Доходит этот крик и до нас, читателей. Все мы — и дальние и ближние — миры. Каждый из нас — мир. А убивает не только пуля — убивает горе, убивает несправедливость, убивает причиненное зло…

Сюжет романа, как говорится, не из самых «закрученных». Капитан Иван Сухарев, фронтовой друг Владимира Коркина, по поручению командования полка приезжает с печальной вестью в Москву к матери и жене погибшего. Неосознанное чувство к прекрасной женщине, готовящейся стать матерью, долг перед другом, погибшим, как он считает, вместо него, толкают Сухарева на безотчетный и благородный шаг: он пишет Маргарите Александровне записку в больницу с предложением выйти за него замуж. Однако обстоятельства складываются так, что они теряют друг друга из виду на многие годы. Спустя весьма длительное время Иван Данилович возвращается в Москву из-за рубежа, где, будучи уже ученым, принимал участие в международном симпозиуме.

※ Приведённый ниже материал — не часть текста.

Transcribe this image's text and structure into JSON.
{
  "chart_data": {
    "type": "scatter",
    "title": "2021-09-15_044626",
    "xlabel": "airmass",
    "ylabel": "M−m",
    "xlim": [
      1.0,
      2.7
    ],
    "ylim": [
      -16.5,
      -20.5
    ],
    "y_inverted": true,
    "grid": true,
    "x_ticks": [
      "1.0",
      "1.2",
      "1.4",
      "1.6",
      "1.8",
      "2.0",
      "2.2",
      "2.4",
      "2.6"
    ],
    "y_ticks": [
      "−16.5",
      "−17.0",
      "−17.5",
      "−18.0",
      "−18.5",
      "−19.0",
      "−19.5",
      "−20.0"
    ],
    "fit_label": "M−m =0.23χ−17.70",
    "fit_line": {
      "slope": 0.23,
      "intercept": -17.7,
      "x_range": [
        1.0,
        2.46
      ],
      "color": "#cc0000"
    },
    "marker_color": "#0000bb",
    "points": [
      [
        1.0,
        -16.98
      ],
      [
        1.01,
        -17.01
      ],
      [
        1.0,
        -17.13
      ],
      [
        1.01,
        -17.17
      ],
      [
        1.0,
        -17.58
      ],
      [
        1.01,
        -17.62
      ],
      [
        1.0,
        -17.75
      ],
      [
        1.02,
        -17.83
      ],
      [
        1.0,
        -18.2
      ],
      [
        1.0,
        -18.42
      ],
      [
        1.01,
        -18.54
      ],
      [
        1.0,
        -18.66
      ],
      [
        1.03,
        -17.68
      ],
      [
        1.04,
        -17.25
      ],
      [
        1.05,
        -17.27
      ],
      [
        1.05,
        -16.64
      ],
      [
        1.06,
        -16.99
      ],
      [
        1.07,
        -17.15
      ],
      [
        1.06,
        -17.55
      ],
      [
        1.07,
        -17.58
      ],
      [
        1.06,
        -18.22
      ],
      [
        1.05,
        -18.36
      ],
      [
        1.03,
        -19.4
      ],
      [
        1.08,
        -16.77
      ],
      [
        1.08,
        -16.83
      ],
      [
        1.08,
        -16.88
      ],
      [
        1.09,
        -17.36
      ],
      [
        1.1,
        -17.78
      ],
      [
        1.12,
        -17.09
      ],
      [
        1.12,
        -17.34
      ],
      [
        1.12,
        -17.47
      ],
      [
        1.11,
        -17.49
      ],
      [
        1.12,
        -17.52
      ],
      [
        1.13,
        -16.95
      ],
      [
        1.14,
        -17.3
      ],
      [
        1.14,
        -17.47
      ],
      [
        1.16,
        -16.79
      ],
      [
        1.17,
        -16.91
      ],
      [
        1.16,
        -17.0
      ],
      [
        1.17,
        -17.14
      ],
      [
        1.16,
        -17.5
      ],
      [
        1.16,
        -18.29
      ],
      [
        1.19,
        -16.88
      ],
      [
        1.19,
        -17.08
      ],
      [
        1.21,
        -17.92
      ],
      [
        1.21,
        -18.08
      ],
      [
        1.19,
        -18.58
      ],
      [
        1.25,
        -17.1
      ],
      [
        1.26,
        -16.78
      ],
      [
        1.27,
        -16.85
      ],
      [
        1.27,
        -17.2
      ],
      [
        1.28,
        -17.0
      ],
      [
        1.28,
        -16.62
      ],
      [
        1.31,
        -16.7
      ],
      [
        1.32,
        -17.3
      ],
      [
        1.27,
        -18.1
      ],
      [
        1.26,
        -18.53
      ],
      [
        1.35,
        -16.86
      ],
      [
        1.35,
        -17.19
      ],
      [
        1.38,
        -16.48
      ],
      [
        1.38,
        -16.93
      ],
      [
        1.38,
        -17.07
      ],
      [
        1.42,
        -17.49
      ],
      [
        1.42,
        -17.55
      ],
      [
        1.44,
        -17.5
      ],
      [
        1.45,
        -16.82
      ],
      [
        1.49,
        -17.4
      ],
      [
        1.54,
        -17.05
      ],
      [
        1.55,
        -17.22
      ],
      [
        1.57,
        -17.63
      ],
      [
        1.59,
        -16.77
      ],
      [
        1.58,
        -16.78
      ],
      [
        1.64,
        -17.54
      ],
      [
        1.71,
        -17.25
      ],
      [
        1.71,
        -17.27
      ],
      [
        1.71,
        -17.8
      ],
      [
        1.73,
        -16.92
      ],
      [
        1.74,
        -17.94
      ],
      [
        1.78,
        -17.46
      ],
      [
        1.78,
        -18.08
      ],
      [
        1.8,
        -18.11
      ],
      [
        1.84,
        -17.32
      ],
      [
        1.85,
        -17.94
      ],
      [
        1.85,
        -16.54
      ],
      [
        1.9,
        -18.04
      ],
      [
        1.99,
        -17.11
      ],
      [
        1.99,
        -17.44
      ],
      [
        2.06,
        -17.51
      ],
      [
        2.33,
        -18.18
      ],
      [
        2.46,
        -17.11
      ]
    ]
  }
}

Попутно он выполняет поручение органов госбезопасности, неофициально расследуя обстоятельства гибели нашего разведчика, пропавшего без вести перед самым концом войны. Вернувшись в Москву, Иван Сухарев встречается с Маргаритой Александровной и… невольно приносит ей новую печальную весть: разведчик, казненный в фашистских застенках, не кто иной, как ее родной единственный брат… А погибли они — и муж и брат — в один день.

Впрочем, не этот сюжетный ход самое главное в романе. Еще в «Самом далеком береге» в творчестве Анатолия Злобина четко определилась тенденция жесткого реалистичного повествования, где правда жизни, какой бы она ни была, превыше всего. Там, на льду озера, живые наступали, прикрывшись мертвыми товарищами, все-таки наступали на этот самый далекий берег… Ужасно, не правда ли?! Но живые должны жить! И прийти к победе! И добыть ее во имя памяти недошедших. И никто уж, конечно, не виноват в том, что взятый берег был не нужен стратегически, не было действующей железной дороги, а дымы от паровозов были искусственной приманкой… Трагедия? Да! Правда жизни? Безусловно!